Chapter 5 turns to the problem of encoding behavior into neural activity. Building on the representations developed in earlier chapters—continuous kinematic features from Chapter 2 and discrete behavioral states from Chapter 3—we examine how these different forms of behavioral abstraction are reflected in neural population activity. We develop and evaluate encoder models that map these distinct behavioral representations into neural space, with a focus on how the structure of the input—symbolic versus metric—shapes the geometry, predictability, and biological interpretability of the resulting neural codes.

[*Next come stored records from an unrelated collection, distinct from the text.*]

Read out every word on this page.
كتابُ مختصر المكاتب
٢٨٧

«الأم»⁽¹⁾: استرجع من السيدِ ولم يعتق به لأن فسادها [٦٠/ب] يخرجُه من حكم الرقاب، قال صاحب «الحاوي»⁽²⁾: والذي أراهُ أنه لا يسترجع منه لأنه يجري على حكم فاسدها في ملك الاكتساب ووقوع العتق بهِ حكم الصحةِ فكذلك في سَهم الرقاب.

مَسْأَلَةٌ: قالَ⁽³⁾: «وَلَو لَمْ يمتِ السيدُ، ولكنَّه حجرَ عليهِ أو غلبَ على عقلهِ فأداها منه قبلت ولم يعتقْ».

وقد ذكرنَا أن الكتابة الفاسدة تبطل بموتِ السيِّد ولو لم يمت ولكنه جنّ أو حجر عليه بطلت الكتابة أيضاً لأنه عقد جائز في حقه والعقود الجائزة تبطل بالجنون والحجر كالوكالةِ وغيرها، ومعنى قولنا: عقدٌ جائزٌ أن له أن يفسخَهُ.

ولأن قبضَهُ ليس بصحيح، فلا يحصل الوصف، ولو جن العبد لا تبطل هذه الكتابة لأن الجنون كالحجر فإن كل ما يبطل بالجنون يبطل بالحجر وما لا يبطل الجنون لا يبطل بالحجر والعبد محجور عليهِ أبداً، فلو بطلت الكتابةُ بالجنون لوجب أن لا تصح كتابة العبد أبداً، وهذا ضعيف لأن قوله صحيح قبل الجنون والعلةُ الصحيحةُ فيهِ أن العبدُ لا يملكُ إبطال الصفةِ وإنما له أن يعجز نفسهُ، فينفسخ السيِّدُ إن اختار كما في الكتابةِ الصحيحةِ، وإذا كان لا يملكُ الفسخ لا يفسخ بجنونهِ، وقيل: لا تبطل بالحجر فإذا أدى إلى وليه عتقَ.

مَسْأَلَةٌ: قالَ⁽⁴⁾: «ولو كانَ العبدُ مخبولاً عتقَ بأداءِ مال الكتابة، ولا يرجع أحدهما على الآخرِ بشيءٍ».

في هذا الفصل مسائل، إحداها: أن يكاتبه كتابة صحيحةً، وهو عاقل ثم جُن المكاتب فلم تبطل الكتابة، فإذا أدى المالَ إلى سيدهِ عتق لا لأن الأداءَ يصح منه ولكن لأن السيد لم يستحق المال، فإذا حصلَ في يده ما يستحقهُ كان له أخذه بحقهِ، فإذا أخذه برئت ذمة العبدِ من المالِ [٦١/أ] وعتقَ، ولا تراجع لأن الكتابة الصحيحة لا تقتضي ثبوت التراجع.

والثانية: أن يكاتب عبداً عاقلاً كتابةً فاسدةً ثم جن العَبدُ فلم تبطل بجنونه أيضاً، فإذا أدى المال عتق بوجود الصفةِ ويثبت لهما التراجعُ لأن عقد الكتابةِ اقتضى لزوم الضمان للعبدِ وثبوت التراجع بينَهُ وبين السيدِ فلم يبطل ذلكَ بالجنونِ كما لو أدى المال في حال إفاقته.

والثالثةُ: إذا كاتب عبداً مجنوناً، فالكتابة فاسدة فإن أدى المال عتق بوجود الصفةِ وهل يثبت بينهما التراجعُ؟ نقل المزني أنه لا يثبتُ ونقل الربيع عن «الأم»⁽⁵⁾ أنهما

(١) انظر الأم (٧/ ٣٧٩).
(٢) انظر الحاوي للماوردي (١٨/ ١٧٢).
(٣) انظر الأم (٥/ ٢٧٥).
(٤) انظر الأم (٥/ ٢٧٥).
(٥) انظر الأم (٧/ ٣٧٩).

Together, these chapters address the central challenge of extracting meaningful insights from large volumes of high-dimensional spatiotemporal data. By developing behavior modeling methods under varying levels of supervision, this work shows how structured representations can emerge even when labeled data are limited. Finally, neural encoding models provide a framework for probing how these learned representations—both continuous and discrete—are reflected in neural activity, offering a principled lens into the brain-behavior relationship.